ALEXANDRIA — Russ Clendenin attended the very first Moonsville Conservation Club Horse Fun Show in 1953.
Sunday, he was behind the mic for the 50th show. Some years, there hasn’t been one. Other years, they’ve had more than one. But it’s been a constant for Clendenin.
Unfortunately, there’s concern Sunday’s might have been the last one.
“For a lot of years, this was a big show and had big money prizes. Right now, it’s just a fun show for the kids. Something so they can get their horses out and enjoy themselves,” Clendenin said.
The majority of riders were children and teens, but not all of them. About 50 riders showed up on the steamy, sunny day for the friendly competition. Times were kept for more than 19 classes, but most riders were just out to have fun.
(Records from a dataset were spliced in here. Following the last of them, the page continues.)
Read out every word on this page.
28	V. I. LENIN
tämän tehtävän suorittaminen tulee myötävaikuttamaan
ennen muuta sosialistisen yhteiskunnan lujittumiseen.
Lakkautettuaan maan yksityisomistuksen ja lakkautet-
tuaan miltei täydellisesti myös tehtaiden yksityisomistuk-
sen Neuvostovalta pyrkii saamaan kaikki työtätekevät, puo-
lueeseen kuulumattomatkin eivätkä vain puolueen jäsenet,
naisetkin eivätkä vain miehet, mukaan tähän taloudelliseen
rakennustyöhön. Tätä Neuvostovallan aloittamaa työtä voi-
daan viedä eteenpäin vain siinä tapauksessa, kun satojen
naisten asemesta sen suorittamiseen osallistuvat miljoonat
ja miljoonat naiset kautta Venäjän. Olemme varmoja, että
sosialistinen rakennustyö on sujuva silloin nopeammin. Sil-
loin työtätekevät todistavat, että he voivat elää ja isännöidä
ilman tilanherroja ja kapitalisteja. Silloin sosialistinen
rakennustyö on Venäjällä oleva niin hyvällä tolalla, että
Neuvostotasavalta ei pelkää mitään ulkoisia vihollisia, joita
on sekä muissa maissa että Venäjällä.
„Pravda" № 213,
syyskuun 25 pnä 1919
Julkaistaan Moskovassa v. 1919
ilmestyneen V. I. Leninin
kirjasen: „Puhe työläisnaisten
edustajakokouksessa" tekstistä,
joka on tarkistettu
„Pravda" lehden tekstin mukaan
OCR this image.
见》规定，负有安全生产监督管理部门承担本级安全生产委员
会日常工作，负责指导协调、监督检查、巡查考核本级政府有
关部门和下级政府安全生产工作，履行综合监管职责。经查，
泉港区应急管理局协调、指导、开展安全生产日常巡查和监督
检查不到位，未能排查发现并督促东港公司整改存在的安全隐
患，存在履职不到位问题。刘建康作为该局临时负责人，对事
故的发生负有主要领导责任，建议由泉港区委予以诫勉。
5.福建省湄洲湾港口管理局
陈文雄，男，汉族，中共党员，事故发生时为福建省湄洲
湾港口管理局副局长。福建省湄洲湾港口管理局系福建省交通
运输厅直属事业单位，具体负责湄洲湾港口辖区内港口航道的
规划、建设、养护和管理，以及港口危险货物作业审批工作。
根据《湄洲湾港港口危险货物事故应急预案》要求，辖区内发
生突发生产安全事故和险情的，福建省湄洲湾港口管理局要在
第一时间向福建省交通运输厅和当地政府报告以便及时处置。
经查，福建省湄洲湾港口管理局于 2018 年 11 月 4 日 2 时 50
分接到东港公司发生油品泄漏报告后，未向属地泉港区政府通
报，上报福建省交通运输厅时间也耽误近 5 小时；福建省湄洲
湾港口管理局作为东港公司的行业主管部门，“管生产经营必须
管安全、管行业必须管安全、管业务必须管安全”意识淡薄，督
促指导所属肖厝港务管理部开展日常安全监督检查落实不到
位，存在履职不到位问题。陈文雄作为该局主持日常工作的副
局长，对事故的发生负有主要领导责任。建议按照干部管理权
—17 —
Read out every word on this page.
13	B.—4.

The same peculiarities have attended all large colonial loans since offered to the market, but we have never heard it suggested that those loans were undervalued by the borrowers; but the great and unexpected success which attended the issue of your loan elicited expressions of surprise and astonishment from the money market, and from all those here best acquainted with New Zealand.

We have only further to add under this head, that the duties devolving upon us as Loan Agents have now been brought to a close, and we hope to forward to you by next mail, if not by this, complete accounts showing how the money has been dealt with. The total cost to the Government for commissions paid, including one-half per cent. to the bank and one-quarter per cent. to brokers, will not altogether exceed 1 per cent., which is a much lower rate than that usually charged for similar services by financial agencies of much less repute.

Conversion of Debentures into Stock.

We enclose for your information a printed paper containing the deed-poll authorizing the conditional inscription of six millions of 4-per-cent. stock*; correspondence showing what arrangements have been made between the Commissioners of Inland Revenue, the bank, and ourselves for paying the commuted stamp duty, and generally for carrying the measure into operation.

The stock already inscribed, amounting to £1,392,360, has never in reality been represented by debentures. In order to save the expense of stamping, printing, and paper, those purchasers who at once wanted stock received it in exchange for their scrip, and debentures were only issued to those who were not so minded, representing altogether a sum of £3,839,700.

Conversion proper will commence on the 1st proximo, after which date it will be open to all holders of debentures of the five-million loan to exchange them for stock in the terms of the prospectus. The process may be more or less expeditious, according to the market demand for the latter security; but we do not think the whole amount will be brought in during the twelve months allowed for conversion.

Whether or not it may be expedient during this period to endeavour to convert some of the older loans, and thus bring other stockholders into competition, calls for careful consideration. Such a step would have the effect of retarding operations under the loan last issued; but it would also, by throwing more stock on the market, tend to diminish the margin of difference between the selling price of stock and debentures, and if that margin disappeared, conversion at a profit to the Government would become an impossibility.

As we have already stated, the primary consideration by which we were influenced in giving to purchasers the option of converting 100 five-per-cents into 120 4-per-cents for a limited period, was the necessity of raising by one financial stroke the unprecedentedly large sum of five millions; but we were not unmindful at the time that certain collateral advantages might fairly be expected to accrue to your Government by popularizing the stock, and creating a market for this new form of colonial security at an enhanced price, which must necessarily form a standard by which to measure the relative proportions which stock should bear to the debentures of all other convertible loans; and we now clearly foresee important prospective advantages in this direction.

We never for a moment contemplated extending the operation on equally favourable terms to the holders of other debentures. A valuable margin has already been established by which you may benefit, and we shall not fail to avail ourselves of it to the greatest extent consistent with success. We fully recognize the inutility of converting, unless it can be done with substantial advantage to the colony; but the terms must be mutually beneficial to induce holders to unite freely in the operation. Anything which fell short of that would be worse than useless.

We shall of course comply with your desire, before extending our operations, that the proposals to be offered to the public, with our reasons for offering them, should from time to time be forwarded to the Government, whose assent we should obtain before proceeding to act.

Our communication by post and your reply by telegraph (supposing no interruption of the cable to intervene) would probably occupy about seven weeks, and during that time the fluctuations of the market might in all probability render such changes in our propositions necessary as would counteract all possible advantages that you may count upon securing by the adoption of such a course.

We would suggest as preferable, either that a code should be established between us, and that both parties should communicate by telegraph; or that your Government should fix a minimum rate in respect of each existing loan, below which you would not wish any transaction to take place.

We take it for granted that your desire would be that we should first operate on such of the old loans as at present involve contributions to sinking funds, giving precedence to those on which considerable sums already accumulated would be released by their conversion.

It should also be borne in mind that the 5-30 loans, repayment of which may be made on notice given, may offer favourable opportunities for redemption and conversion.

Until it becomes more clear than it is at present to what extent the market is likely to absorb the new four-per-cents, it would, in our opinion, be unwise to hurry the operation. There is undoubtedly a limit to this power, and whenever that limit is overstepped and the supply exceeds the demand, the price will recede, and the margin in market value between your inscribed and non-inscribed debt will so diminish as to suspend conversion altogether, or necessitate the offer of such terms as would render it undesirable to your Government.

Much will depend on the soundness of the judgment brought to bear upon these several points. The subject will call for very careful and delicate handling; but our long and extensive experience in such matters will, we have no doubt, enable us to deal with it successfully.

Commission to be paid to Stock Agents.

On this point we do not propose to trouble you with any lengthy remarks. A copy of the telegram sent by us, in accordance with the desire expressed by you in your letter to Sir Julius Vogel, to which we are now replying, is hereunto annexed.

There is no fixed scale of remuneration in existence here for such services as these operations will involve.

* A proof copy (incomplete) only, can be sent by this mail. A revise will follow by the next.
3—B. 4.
According to Clendenin, the Swindell family has purchased the Conservation Club’s pasture between Anderson and Alexandria on County Road 600 North, and there’s uncertainty whether the club will be able to continue its regular show in the future. But on Sunday, the participants were simply concerned with riding their horses.
“It’s a sibling competition,” said Ethan Gotwals, who attended the show with his sister Elizabeth.
Gotwals rode his quarter horse Petey at the show while his sister took two horses, a quarter horse named Annie and a palomino named Liberty. Like most of the younger riders in attendance, the Gotwalses were simply using the friendly show as a chance to see where they stand against family and friends. Ethan admitted, his sister had him beat on Sunday.
“Well, I just came with my speed horse, so she’s probably better than me today,” he said with a laugh.
The Gotwalses were just in Rushville at a show last weekend, when Ethan placed twice. He said the Moonsville show was a nice change of pace.
“It’s nice to just sit here and watch after you ride. Relax and see what everyone else is doing,” he said.
Some older riders found the show equally entertaining. Gary and Ruth-Ann Miller drove up from Daleville with their horses Dream and Yogi. More than anything, the couple just wanted to get their animals out for some exercise one last time this summer. Dream is about 8 years old but is still inexperienced in competitions.
The couple said they hope the conservation club is able to keep the show running somehow in years to come.
“We’ve been coming for the last four years, and it’s fun to get the horses out. It’s too bad this might be the last one, but we’ll see,” said Ruth-Ann Miller.